The call Ryan actually hears is music. He starts sneaking out to roadhouses as a 40-year-old teenager (Rayne was born in 1974), and that’s when The Identical turns into a singing version of Footloose. The night Ryan’s friend Dino (Seth Green, whose presence telegraphs the film’s quality) needles him into warbling onstage turns out to be the night the cops bust the place. “I didn’t do anything wrong, Daddy!” Ryan tells the Reverend. His retort probably came out of a Screenwriting for Dummies book: “You didn’t do anything right!”
Ryan’s parents ship him off to—where else—the Army, and when he gets out, he resigns himself to a life of delivering packages. Around the same time, however, one Drexel Hemsley (also Rayne) becomes a pretty big deal on the airwaves, leading everyone in town to tell Ryan he looks just like Drexel (ya think?) as Ryan pumps up the volume and wonders aloud, “Who...is...this?” Turns out they sing alike, too. Whoa.
What could have been an insightful reflection on nurture vs. nature is instead a highly coincidental story about fulfilling God’s plan for you, one cheesy enough to make a real Elvis impersonator wince. (Scripter Howard Klausner penned 2000’s Clint Eastwood film Space Cowboys before turning to religious fare.) Setting up Ryan’s passion for music is a belabored effort, with him mentioning in seemingly every scene how gosh durn much he loves it. So much of the film is painful, including Ryan’s (or is it Rayne’s?) horrible lip syncing; a traveling montage with a manager tossing cash into the air; a slow clap after Ryan’s audition to be crowned Best Fake Drexel, and a teeth-achingly saccharine score. Oh, and the name of Elv...I mean Drexel’s home? Dreamland.
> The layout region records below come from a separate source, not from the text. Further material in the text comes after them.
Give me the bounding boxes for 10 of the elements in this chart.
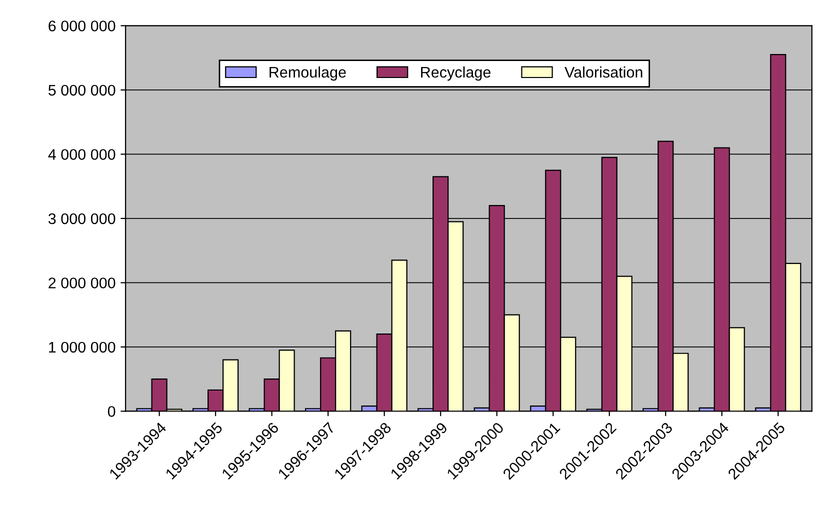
legend-label: Valorisation xyxy=(564,66,642,78)
legend-label: Recyclage xyxy=(421,66,490,81)
legend-label: Remoulage xyxy=(270,66,346,81)
y-tick-label: 5 000 000 xyxy=(48,84,116,96)
y-tick-label: 4 000 000 xyxy=(48,149,116,160)
y-tick-label: 1 000 000 xyxy=(49,342,116,353)
y-tick-label: 6 000 000 xyxy=(48,20,116,32)
y-tick-label: 0 xyxy=(108,406,116,417)
y-tick-label: 2 000 000 xyxy=(48,278,116,288)
y-tick-label: 3 000 000 xyxy=(48,213,116,224)
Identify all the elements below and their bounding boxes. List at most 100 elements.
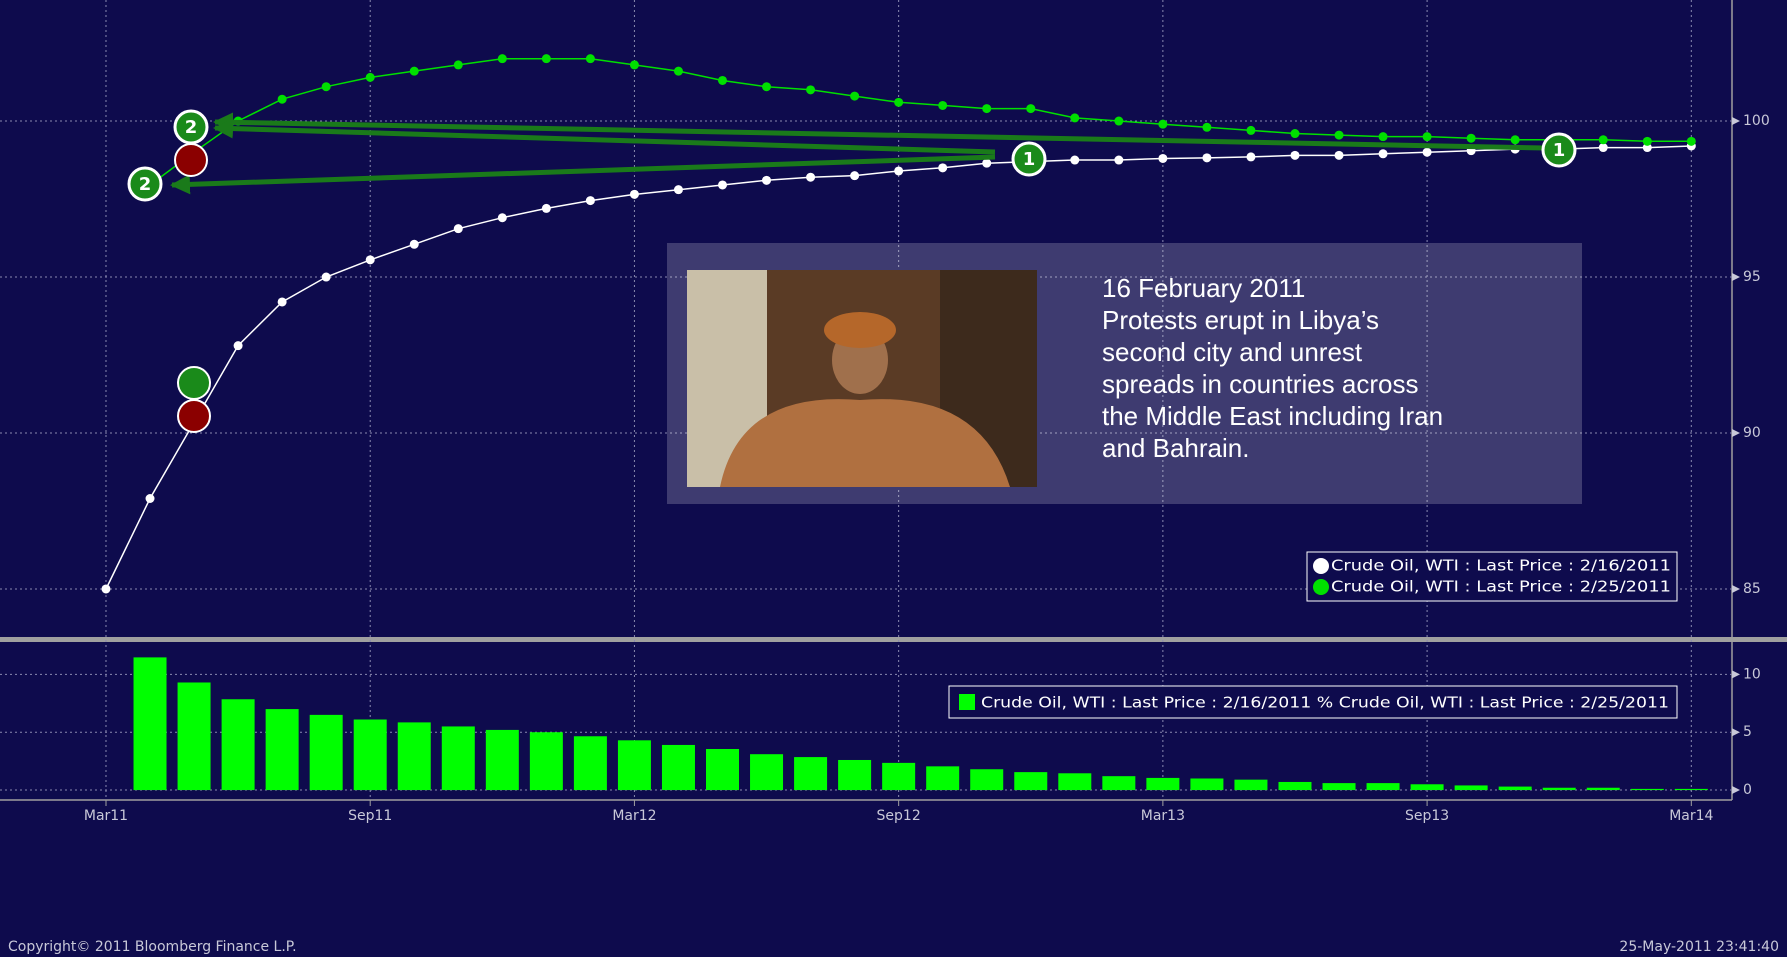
point (850, 92, 859, 101)
bar (970, 769, 1003, 790)
point (1335, 151, 1344, 160)
point (718, 180, 727, 189)
point (1335, 131, 1344, 140)
bar (1234, 780, 1267, 790)
legend-swatch (959, 694, 975, 710)
point (1158, 120, 1167, 129)
point (850, 171, 859, 180)
point (1423, 148, 1432, 157)
bar (1543, 788, 1576, 790)
point (101, 584, 110, 593)
point (454, 224, 463, 233)
photo (687, 270, 1037, 487)
x-tick-label: Mar11 (84, 808, 128, 824)
x-tick-label: Sep13 (1405, 808, 1449, 824)
point (1246, 126, 1255, 135)
point (1070, 156, 1079, 165)
bar (178, 682, 211, 790)
point (410, 67, 419, 76)
x-tick-label: Mar12 (612, 808, 656, 824)
point (1687, 137, 1696, 146)
bar (618, 740, 651, 790)
annotation-text: 16 February 2011 (1102, 273, 1305, 303)
point (322, 82, 331, 91)
panel-separator (0, 637, 1787, 642)
legend-label: Crude Oil, WTI : Last Price : 2/16/2011 (1331, 557, 1671, 575)
point (366, 73, 375, 82)
point (498, 213, 507, 222)
bar (750, 754, 783, 790)
point (1599, 135, 1608, 144)
point (1114, 117, 1123, 126)
point (1290, 129, 1299, 138)
annotation-text: spreads in countries across (1102, 369, 1418, 399)
bar (1411, 784, 1444, 790)
point (674, 185, 683, 194)
point (586, 196, 595, 205)
legend: Crude Oil, WTI : Last Price : 2/16/2011C… (1307, 552, 1677, 601)
point (1467, 134, 1476, 143)
point (1070, 113, 1079, 122)
timestamp: 25-May-2011 23:41:40 (1619, 939, 1779, 955)
x-tick-label: Sep11 (348, 808, 392, 824)
bar (1367, 783, 1400, 790)
point (1246, 152, 1255, 161)
callout-label: 1 (1023, 149, 1036, 170)
bar (354, 719, 387, 790)
y-tick-label: 0 (1743, 782, 1752, 798)
bar (398, 722, 431, 790)
y-tick-label: 10 (1743, 666, 1761, 682)
point (278, 297, 287, 306)
point (1202, 153, 1211, 162)
x-tick-label: Sep12 (877, 808, 921, 824)
point (1290, 151, 1299, 160)
bar (222, 699, 255, 790)
bar (1014, 772, 1047, 790)
y-tick-label: 95 (1743, 269, 1761, 285)
point (146, 494, 155, 503)
event-marker (178, 367, 210, 399)
point (894, 166, 903, 175)
point (1599, 143, 1608, 152)
annotation-text: second city and unrest (1102, 337, 1363, 367)
bar (706, 749, 739, 790)
y-tick-label: 90 (1743, 425, 1761, 441)
bar (442, 726, 475, 790)
point (1202, 123, 1211, 132)
callout-label: 1 (1553, 140, 1566, 161)
bar (1323, 783, 1356, 790)
bar (1455, 785, 1488, 790)
bar (574, 736, 607, 790)
bar (530, 732, 563, 790)
bar (1675, 789, 1708, 790)
annotation-text: and Bahrain. (1102, 433, 1249, 463)
copyright: Copyright© 2011 Bloomberg Finance L.P. (8, 939, 297, 955)
point (1158, 154, 1167, 163)
legend: Crude Oil, WTI : Last Price : 2/16/2011 … (949, 686, 1677, 718)
bar (310, 715, 343, 790)
bar (1499, 787, 1532, 790)
point (366, 255, 375, 264)
bar (882, 763, 915, 790)
point (542, 54, 551, 63)
point (1379, 149, 1388, 158)
point (542, 204, 551, 213)
bar (1587, 788, 1620, 790)
point (630, 60, 639, 69)
x-tick-label: Mar13 (1141, 808, 1185, 824)
callout-label: 2 (185, 117, 198, 138)
bar (1102, 776, 1135, 790)
point (806, 85, 815, 94)
y-tick-label: 100 (1743, 113, 1770, 129)
point (586, 54, 595, 63)
point (1026, 104, 1035, 113)
point (1511, 135, 1520, 144)
chart: 0510Mar11Sep11Mar12Sep12Mar13Sep13Mar14C… (0, 0, 1787, 957)
y-tick-label: 85 (1743, 581, 1761, 597)
point (718, 76, 727, 85)
point (1114, 156, 1123, 165)
bar (134, 657, 167, 790)
legend-swatch (1313, 558, 1329, 574)
event-marker (178, 400, 210, 432)
legend-label: Crude Oil, WTI : Last Price : 2/16/2011 … (981, 694, 1669, 712)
As Ryan follows a roundabout path to success, there’s no mention of how Drexel became so big or whether the twins’ impoverished parents supported his career choice; the only battle Marcellino wants you to see is between the Lord’s call and the devil’s music. But what if the Lord gifts you with devil-music talent? If you’re looking to The Identical for an answer, you’ll first have to sit through a filmic hell on earth.
The Last of Robin Hood opens Sept. 5 at Bethesda Row Cinema and the Fairfax Angelika Film Center. The Identical opens Sept. 4 in wide release.